O olhar é além da realidade, além do conviver. Está além da solidão, está além das minhas entranhas. O amanhecer se despe em ausências no meu corpo cru, como a beleza de estar viva, apenas para me despedir de mim. Vou destruir essa barreira, entre a morte e eu. Amo a lembrança da morte, onde nada passa despercebido: isso é um olhar imperceptível vai fundo no pensamento, na alma, no ser e, assim, capta o universo. Sinto o universo, pois estou conectada com a vida, com o teu adeus. Que é mais que um pensamento, sou eu, estando viva para tudo para todos. Recuperei a minha alma sem mim: é leve a inexistência: sou eu a flutuar na alma. Flutuar em um esplendor de morte: de ser.

Pressentimento de ser feliz

A ilusão do silêncio é a permanência da vida. Permanecer não significa ser, mas significa alegria. Nada é feliz sendo feliz. Não existe o dentro ou o fora de mim, existe o transcender da ausência na falta de mim. A alma é a imagem do nada desse amanhecer invisível, nunca sentido. Sinto o nada da morte para a morte existir. O nada da morte é perda da vida. Atravessar o nada e não o sentir é não viver. Viver não se precisa gostar de viver. Para viver, basta estar viva.

Tristeza é morte

Não há nada entre a alma ou o adeus, há apenas silêncio. O silêncio não é alma, não é adeus.
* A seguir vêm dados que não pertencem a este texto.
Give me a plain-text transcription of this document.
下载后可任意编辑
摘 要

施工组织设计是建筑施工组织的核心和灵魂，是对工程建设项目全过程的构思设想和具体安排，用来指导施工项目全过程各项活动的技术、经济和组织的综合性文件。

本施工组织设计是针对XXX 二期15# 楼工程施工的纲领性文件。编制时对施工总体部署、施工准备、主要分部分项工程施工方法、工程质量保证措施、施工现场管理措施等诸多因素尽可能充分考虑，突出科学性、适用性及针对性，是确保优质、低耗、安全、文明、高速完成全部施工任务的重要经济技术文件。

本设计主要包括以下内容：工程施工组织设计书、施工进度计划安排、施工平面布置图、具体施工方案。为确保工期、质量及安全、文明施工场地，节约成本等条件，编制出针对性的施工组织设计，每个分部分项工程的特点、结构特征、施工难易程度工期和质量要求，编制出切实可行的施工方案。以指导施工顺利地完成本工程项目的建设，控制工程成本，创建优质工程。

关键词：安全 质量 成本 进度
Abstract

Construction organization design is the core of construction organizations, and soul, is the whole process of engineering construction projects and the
Silêncio é o não ser no ser fictício. O não ser não é triste como eu. A tarefa de viver não se realiza como morte. O sopro do mar destrói o mar. E me embrulha de mar. O mar sobe como um sopro de escuridão no meu olhar. Não há como não se encantar com o fim, que nada diz, tudo sabe. As minhas mãos, fim do meu corpo. O mundo, a poesia, não se importam com minhas mãos separadas do corpo, da alma. A morte é incondicional. Lavo a minha alma com a morte. Não reconheço a morte na morte, mas na minha alma. É um choque vê que a morte se vê. A morte é intermediária na morte. É tanta morte, melhor não viver. A vida é o passado. Há vidas sem o passado. Minhas mãos se unem ao corpo, na minha morte, no soar de uma poesia. Assim, não se separam da vida. O corpo deixa a alma vazia, no céu sente falta do conforto vazio. Das tuas mãos nas minhas como uma voz na distância de nós.